Joven obedeció al Espíritu Santo y llevó salvación a una desconocida en su casa

Fuente: EncuentraIglesias Editorial

Era una tarde común en el condominio donde vive Giovanna Navarro. Ella estaba en su momento de oración cuando sintió una fuerte impresión del Espíritu Santo: tocar la puerta de la casa 13 y orar por una persona que nunca había visto. “No era un pensamiento mío, era algo que venía de Dios”, cuenta la joven cristiana, quien decidió obedecer de inmediato.

Joven obedeció al Espíritu Santo y llevó salvación a una desconocida en su casa

Aunque no entendía completamente el motivo, Giovanna se levantó y fue a la casa indicada. Al tocar el timbre, notó que no funcionaba. Por un instante pensó en rendirse, pero entonces la puerta se abrió. Una mujer de aspecto cansado y mirada triste la miró con sorpresa.

“Le dije: ‘Mira, no sé si tiene sentido para ti, pero Dios me pidió que viniera aquí y creo que Él quiere orar por tu vida’”, recuerda Giovanna. La moradora, sin dudar, respondió: “Puedes entrar en mi casa”.

El poder de la obediencia y la oración

Al entrar, Giovanna se dio cuenta de que la mujer estaba pasando por un momento muy difícil. “Me contó que enfrentaba problemas familiares y una profunda tristeza. En ese momento supe que Dios la había preparado para recibirme”.

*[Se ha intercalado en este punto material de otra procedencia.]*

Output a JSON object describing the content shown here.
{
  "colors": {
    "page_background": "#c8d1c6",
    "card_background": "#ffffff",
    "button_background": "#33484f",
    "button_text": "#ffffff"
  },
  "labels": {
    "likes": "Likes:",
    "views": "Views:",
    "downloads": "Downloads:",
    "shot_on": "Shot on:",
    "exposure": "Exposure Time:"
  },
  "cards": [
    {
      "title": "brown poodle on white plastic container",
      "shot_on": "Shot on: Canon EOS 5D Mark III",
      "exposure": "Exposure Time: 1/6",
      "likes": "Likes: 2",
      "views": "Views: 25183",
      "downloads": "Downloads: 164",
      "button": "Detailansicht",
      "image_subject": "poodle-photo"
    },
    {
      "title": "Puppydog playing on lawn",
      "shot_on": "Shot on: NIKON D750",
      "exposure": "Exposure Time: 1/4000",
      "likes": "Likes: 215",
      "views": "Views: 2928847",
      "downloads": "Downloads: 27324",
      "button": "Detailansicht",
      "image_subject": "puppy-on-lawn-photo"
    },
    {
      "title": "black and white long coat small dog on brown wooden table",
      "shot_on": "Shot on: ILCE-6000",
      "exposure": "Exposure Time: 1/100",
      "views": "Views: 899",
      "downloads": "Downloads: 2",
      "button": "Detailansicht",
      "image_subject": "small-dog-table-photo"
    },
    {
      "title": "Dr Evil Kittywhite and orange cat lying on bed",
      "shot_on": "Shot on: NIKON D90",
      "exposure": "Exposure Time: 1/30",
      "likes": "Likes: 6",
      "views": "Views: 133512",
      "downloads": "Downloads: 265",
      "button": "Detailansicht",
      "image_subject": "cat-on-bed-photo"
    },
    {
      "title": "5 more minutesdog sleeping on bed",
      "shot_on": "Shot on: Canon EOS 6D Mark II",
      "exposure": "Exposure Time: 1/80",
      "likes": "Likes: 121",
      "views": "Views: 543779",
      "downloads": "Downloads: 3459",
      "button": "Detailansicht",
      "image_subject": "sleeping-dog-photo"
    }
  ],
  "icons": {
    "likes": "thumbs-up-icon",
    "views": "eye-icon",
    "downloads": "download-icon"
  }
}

La joven oró con fe, pidiendo que el Señor trajera paz, sanidad y dirección a la vida de esa mujer. “Oré en voz alta, declarando las promesas de Dios sobre ella. Fue un momento muy intenso, y sentía la presencia de Dios en el ambiente”.

Después de la oración, Giovanna compartió su propio testimonio de transformación. “Le conté cómo Jesús me rescató de una vida vacía y cómo el Evangelio cambió completamente mi historia. Ella escuchaba con atención, y veía lágrimas rodando por su rostro”.

La moradora entonces tomó una decisión que cambiaría su vida: aceptó a Jesús como Señor y Salvador. “Repitió la oración de arrepentimiento y entrega. Fue hermoso ver la luz de Cristo invadiendo ese hogar”.

Lecciones para la iglesia hoy

Este testimonio nos recuerda que Dios todavía habla y guía a sus hijos de maneras sorprendentes. En Juan 10:27, Jesús afirma: “Mis ovejas oyen mi voz; yo las conozco, y ellas me siguen” (NVI). La obediencia de Giovanna nos desafía a estar sensibles a la voz del Espíritu Santo, incluso cuando el llamado parece extraño o incómodo.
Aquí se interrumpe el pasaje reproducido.